Numa rápida entrevista, já que há um pacto entre os integrantes da comissão de não comentar nada sobre as investigações, estratégias e depoimentos que estão sendo colhidos, principalmente para a imprensa, Fernandes anunciou que entregará ao governador Tasso Jereissati, na segunda-feira, um relatório parcial dos trabalhos da comissão, com um resumo das atividades durante estes últimos 25 dias, quando foram adotadas uma série de procedimentos, diligências e tomados depoimentos de 19 pessoas. ‘‘De uma coisa estou certo, a sociedade não merece o que está sendo apurado pela comissão. Já temos provas concretas sobre a maioria dos casos investigados e não podemos mais segurar essas informações por mais tempo’’, disse Fernandes.

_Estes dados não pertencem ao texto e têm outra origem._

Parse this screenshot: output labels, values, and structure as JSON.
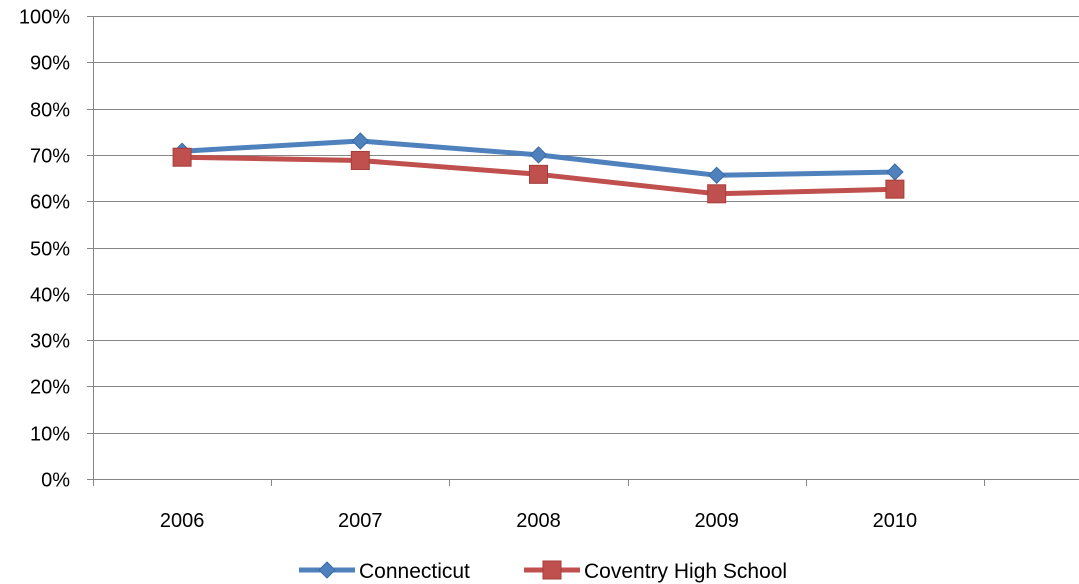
{
  "chart_data": {
    "type": "line",
    "title": "",
    "xlabel": "",
    "ylabel": "",
    "categories": [
      "2006",
      "2007",
      "2008",
      "2009",
      "2010"
    ],
    "ylim": [
      0,
      100
    ],
    "y_ticks": [
      0,
      10,
      20,
      30,
      40,
      50,
      60,
      70,
      80,
      90,
      100
    ],
    "y_tick_labels": [
      "0%",
      "10%",
      "20%",
      "30%",
      "40%",
      "50%",
      "60%",
      "70%",
      "80%",
      "90%",
      "100%"
    ],
    "grid": true,
    "legend_position": "bottom",
    "series": [
      {
        "name": "Connecticut",
        "values": [
          70.8,
          73.0,
          70.0,
          65.6,
          66.3
        ],
        "color": "#4F81BD",
        "marker": "diamond"
      },
      {
        "name": "Coventry High School",
        "values": [
          69.5,
          68.8,
          65.8,
          61.6,
          62.6
        ],
        "color": "#C0504D",
        "marker": "square"
      }
    ]
  }
}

Ele anunciou, ainda, que encaminhará à Justiça, apoiado numa ‘‘bem fundamentada’’ exposição de motivos, um pedido para a quebra do sigilo bancário, telefônico, fiscal e patrimonial de alguns dos policiais envolvidos. Fernandes não disse quais os policiais que seriam atingidos por essa medida, mas esclareceu que ‘‘existem casos de policiais que ganham R$ 600,00 por mês, mas que tem carros e apartamentos de luxo, casas de praia e fazendas’’.
Toda a verdade sobre esses maus policiais será apresentada, custe o que custar, prometeu Fernandes ao sustentar que ‘‘é preciso a adoção imediata e decisiva para eliminar esse cancro’’, não bastando apenas ‘‘colocá-los para fora do serviço público, mas puni-los exemplarmente’’. Já o ex-delegado geral, Quintino Farias justificou a crise por que passa a polícia do Ceará afirmando que ‘‘falta preparação, treinamento e reciclagem de pessoal, além de viaturas e equipamentos’’.